Unit 3: Cultural Patterns And Processes Flashcards
Acculturation
Cultural modifications resulting from intercultural borrowing usually implying changes in
an indigenous culture caused by the imposition of a technologically more advanced
culture and a oneway transfer of culture traits.
Assimilation
The process by which immigrants acculturate into and are eventually absorbed into the
mainstream society through increasing interaction over time, gradual merging of
foreigners and natives, and loss of cultural traits.
Buddhism
The universalizing religion started by Siddhartha Gautama in India 2500 years ago.
Centrifugal Forces
Forces within a state that cause division among populations that live there.
Centripetal Forces
Forces within a state that cause unity among populations that live there.
Christianity
The universalizing religion based in the life of Jesus that began in the Middle East in
approximately 30 C.E.
Colonialism
The subjugation of one people to another through permanent resettling of a population to
a new territory while maintaining political allegiance to their country of origin.
Contagious Diffusion
The spreading of phenomenon through direct contact between individuals.
Creolization
The borrowing of ideas and commodities between cultures, most often applied in
processes of borrowing of words, phrases, meanings between two languages.
Cultural Convergence
When cultures or aspects of culture are adopted by a group of people who live away from
the aspect’s/culture’s hearth; could be forced or for practicality; often occurs as
interactions between locations increase in intensity or frequency.
Cultural Divergence
When cultures become less similar to other cultures either through choice governments
resisting and restricting the spread of culture or through lack of interaction and sharing
of ideas.
Cultural Landscape
The visible record of values, tastes, fears, technologies, etc. that create the identity of a
place in the humanbuilt landscape (buildings, structures).
Cultural Relativism
The idea that moral codes vary from culture to culture and that a person’s beliefs, values,
and practices should be understood based upon the context of that person’s culture,
rather than judged by the criteria of another cultural group.
Culture
Shared or learned behaviors of a group of people related to the immaterial (beliefs,
values, knowledge, etc.) and material objects and possessions.
Dialects
Language variants based in pronunciation, spelling, grammar, that are spoken by entire
groups of people and are geographically distinct from other groups.
Ethnic Neighborhoods
A voluntary community where people of similar origin reside by choice showing a desire
to maintain group cohesiveness.
Ethnic Regions
The shared spaces of an ethnic group that occurs through two means longstanding
ethnic homelands and as a result of chain migration to regions.
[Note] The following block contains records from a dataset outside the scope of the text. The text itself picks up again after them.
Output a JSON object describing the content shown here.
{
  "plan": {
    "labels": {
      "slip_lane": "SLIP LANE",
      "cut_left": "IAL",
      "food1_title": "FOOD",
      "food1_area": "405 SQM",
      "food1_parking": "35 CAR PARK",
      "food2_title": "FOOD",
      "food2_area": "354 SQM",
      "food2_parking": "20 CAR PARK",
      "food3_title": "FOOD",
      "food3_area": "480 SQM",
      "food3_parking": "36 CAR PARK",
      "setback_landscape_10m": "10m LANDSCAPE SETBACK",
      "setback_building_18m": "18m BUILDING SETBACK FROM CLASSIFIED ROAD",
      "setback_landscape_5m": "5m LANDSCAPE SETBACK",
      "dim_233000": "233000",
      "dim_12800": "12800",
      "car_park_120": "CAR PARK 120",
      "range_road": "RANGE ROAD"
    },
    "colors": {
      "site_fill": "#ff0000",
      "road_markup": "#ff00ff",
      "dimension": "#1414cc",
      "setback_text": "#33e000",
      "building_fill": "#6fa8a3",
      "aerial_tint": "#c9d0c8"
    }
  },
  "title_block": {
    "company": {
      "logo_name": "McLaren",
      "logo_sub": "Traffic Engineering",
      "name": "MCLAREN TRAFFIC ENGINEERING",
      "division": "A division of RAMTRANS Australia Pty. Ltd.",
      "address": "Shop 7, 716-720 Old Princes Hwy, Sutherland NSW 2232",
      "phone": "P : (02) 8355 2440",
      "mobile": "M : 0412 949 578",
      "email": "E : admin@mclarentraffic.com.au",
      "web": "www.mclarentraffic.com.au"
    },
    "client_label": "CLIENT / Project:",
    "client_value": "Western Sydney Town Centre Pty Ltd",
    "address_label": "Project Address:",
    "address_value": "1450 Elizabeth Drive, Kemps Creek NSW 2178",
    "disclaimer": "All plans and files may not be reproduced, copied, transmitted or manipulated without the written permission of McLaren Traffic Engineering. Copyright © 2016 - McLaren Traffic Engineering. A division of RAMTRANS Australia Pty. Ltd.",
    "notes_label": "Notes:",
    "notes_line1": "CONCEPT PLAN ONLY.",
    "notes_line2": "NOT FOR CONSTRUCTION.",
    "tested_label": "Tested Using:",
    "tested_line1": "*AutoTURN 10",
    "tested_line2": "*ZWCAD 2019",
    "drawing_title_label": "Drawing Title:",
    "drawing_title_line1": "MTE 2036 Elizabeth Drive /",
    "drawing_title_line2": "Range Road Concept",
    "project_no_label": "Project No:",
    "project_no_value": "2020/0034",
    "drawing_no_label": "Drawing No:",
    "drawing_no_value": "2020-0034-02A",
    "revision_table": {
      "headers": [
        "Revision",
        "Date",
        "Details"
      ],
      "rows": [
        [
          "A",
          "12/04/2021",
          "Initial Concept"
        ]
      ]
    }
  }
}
For example: Ethnic
homelands in North America Acadiana Louisiana French identity with Cajun people;
Spanish America New Mexico, Colorado, South Texas; French Canadian Quebec;
whereas ethnic neighborhoods often represent the result of migration.
Ethnicity
People of a common ancestry or homeland and cultural tradition based in religion, beliefs,
customs, and memories of migration or colonization.
Ethnocentrism
The practice of viewing other cultural groups in relation or compared to one ethnic group’s
moral values; the practice of viewing one’s own cultural moral codes as verifiably correct
and using them to judge cultural practices and beliefs of other groups based upon one’s
own.
Expansion Diffusion
The spreading of phenomenon in a fast and continuously growing manner from its hearth
through either contagious, hierarchical, or stimulus forms.